15 May 2011

A curriculum for rural children

Author: hashcookies | Filed under: NF Institute, Taleemnet

The present schooling system and its curriculum have not changed fundamentally over the past 200 years. The current system owes much to the thinking and prejudices of its originator, notably, T.B. Macaulay (an English Governor General) who prepared its foundation note in 1835. This inheritance from a colonial leadership was merged at some level with the recommendations of American educationists, most notably the Committee of 10, set up by Harvard in the 1890s.

The objectives of the Macaulay system are specific to India and do not reflect the concerns of the education system from Macaulay’s own country.

As a result of these controlling influences, the curriculum for learning receded further and further away from real life – and from learning in and from real life – to learning in artificial environments called classrooms where children are now fed huge quantities of so-called knowledge from text books for a decade of their lives and more. The lessons from such text books have very little direct or meaningful connection with the living world outside school walls. The ultimate result leads to a cramming of facts and information and an almost complete debunking and downplaying of any experience outside the text book.

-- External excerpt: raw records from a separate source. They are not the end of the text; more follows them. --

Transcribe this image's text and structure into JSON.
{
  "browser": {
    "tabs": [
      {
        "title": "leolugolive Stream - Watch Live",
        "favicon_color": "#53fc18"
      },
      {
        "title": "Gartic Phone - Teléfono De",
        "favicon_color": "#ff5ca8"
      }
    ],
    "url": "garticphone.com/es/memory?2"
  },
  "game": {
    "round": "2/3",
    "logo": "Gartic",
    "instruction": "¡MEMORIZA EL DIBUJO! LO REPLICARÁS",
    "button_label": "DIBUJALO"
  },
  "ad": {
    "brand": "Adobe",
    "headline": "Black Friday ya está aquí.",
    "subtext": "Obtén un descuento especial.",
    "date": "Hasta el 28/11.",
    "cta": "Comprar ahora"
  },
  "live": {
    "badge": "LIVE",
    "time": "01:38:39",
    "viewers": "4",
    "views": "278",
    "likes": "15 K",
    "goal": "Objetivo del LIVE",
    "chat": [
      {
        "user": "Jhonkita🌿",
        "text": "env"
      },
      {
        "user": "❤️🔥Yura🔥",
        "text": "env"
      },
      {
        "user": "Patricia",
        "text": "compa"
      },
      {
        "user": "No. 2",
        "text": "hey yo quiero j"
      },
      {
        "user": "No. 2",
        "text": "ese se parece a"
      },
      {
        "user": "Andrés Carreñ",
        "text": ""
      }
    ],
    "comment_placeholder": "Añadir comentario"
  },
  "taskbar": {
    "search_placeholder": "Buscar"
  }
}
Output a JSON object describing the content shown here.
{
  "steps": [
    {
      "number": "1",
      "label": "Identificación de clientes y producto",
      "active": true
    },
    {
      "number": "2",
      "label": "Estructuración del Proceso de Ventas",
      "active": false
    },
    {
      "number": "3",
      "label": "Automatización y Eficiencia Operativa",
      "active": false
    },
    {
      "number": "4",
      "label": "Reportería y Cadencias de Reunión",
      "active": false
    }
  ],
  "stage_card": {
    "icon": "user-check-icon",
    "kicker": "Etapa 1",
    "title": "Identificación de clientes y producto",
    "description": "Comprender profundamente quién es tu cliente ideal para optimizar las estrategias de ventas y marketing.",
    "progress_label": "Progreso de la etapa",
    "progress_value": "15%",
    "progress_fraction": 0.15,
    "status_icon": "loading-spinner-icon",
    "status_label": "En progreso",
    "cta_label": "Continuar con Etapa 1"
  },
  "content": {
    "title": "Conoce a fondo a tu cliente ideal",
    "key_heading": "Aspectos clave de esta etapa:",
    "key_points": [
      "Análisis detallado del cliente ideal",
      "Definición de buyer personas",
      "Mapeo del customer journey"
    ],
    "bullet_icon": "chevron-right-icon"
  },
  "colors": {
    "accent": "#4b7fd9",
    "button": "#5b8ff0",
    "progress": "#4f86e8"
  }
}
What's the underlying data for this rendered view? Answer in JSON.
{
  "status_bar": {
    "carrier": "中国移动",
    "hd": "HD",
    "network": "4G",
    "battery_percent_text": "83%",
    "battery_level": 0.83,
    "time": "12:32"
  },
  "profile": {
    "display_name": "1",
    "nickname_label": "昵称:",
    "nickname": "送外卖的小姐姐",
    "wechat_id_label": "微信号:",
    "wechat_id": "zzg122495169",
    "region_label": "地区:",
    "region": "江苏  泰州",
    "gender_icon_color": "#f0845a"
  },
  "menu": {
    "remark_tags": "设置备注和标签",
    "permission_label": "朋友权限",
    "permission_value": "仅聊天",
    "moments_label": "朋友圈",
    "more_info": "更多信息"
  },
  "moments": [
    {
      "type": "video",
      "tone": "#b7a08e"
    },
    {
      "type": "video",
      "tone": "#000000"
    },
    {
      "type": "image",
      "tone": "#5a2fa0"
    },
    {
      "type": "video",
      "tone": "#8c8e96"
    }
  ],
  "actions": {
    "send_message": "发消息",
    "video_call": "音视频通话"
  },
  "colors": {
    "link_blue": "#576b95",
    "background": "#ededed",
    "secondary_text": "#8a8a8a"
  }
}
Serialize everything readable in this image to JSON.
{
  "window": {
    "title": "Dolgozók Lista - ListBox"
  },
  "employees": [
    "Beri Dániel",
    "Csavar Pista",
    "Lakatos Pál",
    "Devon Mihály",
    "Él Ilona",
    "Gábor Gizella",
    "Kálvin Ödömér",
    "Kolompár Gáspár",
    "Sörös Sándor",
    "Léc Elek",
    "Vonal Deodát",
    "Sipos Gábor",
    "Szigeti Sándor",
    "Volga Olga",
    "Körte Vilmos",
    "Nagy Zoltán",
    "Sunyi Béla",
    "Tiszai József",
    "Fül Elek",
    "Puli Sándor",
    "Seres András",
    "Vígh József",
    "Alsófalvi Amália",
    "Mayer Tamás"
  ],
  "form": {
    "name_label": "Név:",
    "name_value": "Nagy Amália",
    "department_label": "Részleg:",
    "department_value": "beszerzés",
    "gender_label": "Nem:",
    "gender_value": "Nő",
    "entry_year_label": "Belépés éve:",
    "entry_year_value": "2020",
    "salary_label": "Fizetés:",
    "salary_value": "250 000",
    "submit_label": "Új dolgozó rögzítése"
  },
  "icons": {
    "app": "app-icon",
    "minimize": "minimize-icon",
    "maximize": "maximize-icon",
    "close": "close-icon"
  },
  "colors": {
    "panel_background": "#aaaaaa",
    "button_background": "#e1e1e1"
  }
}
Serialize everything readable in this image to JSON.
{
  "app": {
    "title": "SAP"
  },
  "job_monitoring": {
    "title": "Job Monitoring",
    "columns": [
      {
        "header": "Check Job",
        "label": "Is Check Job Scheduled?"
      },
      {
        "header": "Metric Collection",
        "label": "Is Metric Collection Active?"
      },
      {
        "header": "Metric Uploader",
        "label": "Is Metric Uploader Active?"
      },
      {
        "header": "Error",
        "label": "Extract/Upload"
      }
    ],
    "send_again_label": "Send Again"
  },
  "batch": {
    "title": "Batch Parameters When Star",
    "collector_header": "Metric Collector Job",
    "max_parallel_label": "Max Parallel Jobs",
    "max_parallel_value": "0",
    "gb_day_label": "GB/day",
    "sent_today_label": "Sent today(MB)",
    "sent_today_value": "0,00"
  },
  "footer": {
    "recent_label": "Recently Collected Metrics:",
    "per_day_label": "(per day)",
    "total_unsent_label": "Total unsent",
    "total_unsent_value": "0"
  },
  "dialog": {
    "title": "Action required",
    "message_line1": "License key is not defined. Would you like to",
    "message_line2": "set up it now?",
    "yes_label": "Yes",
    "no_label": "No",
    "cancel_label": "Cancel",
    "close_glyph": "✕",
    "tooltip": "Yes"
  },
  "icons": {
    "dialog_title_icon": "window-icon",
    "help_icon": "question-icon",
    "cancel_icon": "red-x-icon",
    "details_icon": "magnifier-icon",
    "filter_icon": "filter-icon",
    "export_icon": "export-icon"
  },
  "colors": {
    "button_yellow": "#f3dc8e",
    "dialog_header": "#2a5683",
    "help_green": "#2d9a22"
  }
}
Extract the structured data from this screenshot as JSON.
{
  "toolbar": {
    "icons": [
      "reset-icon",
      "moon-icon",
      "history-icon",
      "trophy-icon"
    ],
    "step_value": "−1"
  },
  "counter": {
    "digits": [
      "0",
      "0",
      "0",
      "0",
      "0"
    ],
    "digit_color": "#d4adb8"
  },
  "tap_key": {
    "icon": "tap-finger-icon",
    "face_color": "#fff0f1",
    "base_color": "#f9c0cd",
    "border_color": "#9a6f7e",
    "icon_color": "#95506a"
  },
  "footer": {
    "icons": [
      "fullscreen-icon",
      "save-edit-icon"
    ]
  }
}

Activities that do not connect with the text book (but which are often more important for personal growth and enjoyment) are labelled ‘extra curricular’ and are generally considered to be a waste of time since they detract from the enterprise of earning marks or grades. These are the sole objective criteria relied upon by the education system to grade individuals.

Though Macaulay’s objectives were very clear and explicit in terms of the demands of the colonial system he represented, the objectives of the education system today start out in several directions. Though the philosophies of education speak of life-based and skill-based learning, the downward thrust of the curriculum is to discount manual skills, inculcate negative values about the farming profession and agriculture, create and patronise false hierarchies about various kinds of work or occupation and further stratify social aspirations and goals.

Whilst the creation of the factory model of schooling is eminently suitable for a society that wants a subservient, trained and disciplined labour force or ready material to service huge and faceless government bureaucracies, it can scarcely respond to the needs and demands of the bulk of the population which face life with very little assistance from the system.

Schools existed in India prior to the arrival of the British, just as universities were primarily founded several centuries ago first in India at places well known like Nalanda, Takshila, etc. There is a specific requirement of every society to transfer its traditions, values, learning, wisdom and techniques to the next generation. This the cultural system in India has successfully done for over 5000 years. The disruption came with the forced introduction of the colonial system of schooling.

It is without doubt – without going into the question of where the colonial system is good for the children of those residing in cities – that this system cannot be in the interest of those children who reside in the countryside.

This simple truth has been noted by several thinking and caring individuals, from Gandhi to Rabindranath Tagore, Vinoba Bhave and others.

The Nai Taleem system drawn up by Gandhi is almost an ideal system of learning for life and social transmission since it enables children to earn while they learn and encourages them to develop necessary expertise to survive in their village environment.

At Multiversity we have thought it is about time to design a radically new curriculum of studies which would disassociate from factory model schools unable to extricate themselves from Macaulay’s concerns and concentrate instead on a programme of learning and practice that would equip persons in the rural areas with the necessary skills and capacities to thrive in rural environments without being forced to migrate to cities.

The curriculum would also depart from the normal compartmentalization of knowledge that has become a negative illness of the modern education system and which was introduced by Macaulay’s Minute and the Committee of Ten Report.

Thus the primary objectives of this project would be to create a framework for a curriculum of studies that would be suited to the needs and aspirations of persons who wish to live in the rural areas, work on the land and create for themselves meaningful niches for fruitful and productive life and not be forced to leave this environment with a sense of defeat and then migrate to areas where they would always be in a sense dependent and marginalised.

The curriculum would be a complete curriculum and would envisage access to all persons from the age of 5 to 15.  It would cover a parallel conceptual course of studies with interdisciplinary experience and based on a sound, basic understanding of several issues. The traditional divergence between art and science would not be supported or endorsed and learning would become free and based on human interest.

There are several eminent educators who have worked on this theme in the last half century (including the Nai Taleem work done under the auspices of the Nai Taleem Samiti).  All of these at some stage or the other – some more comprehensively than others – have drawn up relevant curricula during the course of their work.  In most of the institutions run by them, there is demonstration of greater vitality of interest and involvement of the students in acts of learning compared to sterile, monotonous practices adopted in modern schools.

The project intends to recover from all the experiences important elements that could be stitched into a common framework of meaningful studies.

By the end of the exercise (which will take about a year) we hope to generate an existing framework of study which could be given over not just to the government and education departments, associations of teachers, education societies, etc, but also to the farmers’ associations and other interest groups servicing rural populations. It would interest all those who wish to see that education is not a burden everyday to be enforced on children but a joyous exercise in which their children can enthusiastically participate with the active support of their parents, literate or illiterate.